At its December hearing, the LPSC decided that telecom companies must lower the rates of most prison and jail phone calls by 25%, starting whenever their current contracts ended or in 2014. The rate reduction did not apply to all calls, but only to calls made by prisoners to family members, clergy, legal aid organizations and certain government agencies.
The part of the LPSC’s order ending unauthorized prison phone surcharges went into effect on February 28, 2013. At that time the telecom companies that contract with Louisiana prisons and jails were supposed to have stopped charging the extra fees, such as fees to set up phone accounts and issue refunds on unused account balances.
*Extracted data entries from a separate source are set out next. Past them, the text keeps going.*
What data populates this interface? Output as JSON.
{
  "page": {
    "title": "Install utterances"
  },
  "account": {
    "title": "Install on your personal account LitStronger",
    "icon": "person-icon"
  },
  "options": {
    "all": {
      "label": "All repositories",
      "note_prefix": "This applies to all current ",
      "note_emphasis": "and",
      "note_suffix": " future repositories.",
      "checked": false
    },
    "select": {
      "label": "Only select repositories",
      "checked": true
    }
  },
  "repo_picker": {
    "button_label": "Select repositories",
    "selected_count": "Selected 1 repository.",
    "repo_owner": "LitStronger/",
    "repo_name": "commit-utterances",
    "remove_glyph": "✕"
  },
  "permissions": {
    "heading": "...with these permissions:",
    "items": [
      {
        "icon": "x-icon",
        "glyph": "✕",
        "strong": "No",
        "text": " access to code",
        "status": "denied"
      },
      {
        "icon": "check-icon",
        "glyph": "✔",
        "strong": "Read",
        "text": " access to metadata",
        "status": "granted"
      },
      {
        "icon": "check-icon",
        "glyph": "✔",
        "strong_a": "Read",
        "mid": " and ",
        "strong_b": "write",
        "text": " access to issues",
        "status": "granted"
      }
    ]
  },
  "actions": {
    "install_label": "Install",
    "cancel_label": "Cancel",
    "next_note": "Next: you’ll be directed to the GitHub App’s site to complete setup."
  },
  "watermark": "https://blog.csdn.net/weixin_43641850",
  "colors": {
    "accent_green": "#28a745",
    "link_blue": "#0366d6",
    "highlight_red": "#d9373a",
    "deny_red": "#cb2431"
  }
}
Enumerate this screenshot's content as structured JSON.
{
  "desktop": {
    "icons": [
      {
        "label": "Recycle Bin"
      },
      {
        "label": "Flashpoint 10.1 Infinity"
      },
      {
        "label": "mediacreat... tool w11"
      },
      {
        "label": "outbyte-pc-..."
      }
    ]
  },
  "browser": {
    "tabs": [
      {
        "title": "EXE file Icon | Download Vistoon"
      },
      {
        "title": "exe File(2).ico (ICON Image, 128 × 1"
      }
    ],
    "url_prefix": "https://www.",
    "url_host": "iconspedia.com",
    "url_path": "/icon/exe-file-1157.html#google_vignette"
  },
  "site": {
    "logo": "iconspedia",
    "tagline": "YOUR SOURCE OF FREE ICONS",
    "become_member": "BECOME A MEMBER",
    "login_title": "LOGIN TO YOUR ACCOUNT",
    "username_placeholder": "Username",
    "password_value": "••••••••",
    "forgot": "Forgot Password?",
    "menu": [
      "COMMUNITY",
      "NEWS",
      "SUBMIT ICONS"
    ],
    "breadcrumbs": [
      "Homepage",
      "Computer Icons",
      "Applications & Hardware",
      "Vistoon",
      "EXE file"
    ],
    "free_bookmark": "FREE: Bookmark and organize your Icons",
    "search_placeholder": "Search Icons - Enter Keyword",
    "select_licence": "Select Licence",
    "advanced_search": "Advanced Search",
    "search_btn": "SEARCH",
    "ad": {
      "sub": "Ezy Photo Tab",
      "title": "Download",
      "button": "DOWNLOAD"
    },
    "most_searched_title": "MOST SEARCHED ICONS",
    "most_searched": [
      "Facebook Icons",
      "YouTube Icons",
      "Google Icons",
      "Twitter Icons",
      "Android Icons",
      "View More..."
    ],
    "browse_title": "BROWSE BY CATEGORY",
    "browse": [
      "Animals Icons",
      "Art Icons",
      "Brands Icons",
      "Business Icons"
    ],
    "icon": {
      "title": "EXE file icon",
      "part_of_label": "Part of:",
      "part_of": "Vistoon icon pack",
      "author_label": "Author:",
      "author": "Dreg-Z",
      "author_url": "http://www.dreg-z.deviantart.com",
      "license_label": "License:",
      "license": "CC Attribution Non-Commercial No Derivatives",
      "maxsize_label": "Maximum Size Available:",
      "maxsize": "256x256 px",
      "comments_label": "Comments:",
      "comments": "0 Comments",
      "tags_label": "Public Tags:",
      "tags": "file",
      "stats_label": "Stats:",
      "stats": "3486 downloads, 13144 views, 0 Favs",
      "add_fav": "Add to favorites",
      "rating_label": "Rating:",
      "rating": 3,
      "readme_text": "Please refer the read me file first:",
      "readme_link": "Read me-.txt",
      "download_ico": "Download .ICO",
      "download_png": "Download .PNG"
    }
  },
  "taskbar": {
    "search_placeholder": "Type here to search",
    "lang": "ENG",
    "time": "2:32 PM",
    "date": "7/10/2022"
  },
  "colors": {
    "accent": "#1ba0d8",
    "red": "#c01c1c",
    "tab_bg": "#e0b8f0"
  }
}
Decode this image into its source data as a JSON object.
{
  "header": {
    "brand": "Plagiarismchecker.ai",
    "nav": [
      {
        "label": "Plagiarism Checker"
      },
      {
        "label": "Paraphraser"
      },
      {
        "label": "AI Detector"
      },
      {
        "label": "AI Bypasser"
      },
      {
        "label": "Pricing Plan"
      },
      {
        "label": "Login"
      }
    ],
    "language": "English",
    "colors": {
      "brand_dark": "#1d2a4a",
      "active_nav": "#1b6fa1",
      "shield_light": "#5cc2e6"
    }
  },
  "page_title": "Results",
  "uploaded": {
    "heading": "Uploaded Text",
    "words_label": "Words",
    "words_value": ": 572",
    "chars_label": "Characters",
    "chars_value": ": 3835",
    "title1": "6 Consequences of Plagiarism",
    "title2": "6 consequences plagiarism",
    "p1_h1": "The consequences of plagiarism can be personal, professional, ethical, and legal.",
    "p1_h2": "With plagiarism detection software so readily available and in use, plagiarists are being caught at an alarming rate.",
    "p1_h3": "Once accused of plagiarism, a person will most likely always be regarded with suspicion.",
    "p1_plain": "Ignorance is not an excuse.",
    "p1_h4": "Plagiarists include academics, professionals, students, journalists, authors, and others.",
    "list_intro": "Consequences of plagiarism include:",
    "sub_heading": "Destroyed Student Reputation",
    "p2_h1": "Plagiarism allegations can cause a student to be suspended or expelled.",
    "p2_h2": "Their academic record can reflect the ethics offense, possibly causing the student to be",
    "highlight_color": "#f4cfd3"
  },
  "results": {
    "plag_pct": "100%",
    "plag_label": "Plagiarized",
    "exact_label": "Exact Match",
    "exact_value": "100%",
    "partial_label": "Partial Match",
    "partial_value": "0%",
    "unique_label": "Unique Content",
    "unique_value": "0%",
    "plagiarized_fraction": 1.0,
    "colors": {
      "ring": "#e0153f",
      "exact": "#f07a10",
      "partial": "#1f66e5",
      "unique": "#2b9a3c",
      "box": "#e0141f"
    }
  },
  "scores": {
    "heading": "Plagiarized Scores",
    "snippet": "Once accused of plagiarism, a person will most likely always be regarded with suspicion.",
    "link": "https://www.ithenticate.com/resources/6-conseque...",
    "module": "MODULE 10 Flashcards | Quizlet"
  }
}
The LPSC, however, learned that four companies were acting in violation of the new rules by continuing to collect the unauthorized surcharges.
LPSC Commissioner Foster Campbell, who was the leading force behind the reforms, noted that one of the companies, City Tele Coin, was warned against charging extra fees on calls made by Louisiana prisoners as far back as 2006.
“This company, City Tele Coin, did not comply then, and now we’ve learned they – and three other jail phone providers – are still illegally padding the bills of families paying to speak to their relatives in jail,” said Campbell.
On March 15, 2013, the LPSC cited City Tele Coin (CTC) and Securus Technologies, accusing them of continuing to charge the unauthorized fees and noting that, if determined to be in violation, they could be fined up to $10,000. Telecom companies Global Tel*Link and Intellicall Operator Services also were not complying with the LPSC’s order regarding the surcharges, though they have not been cited.
In response, CTC and Securus requested that the LPSC overturn its December 2012 policy changes related to prison and jail phone calls. New LPSC chairman Eric Skrmetta also requested a rehearing on the issue.
On March 25, 2013, the LPSC met to revisit the prison phone reforms. At the recommendation of Commissioner Lambert Boissiere III, the Commission voted 3-2 to postpone its order prohibiting surcharges. For the next six months, companies that provide prison and jail phone services in Louisiana will be allowed to collect the extra fees, but will hold them in an escrow account until the LPSC makes a “final decision” on the legality of the surcharges.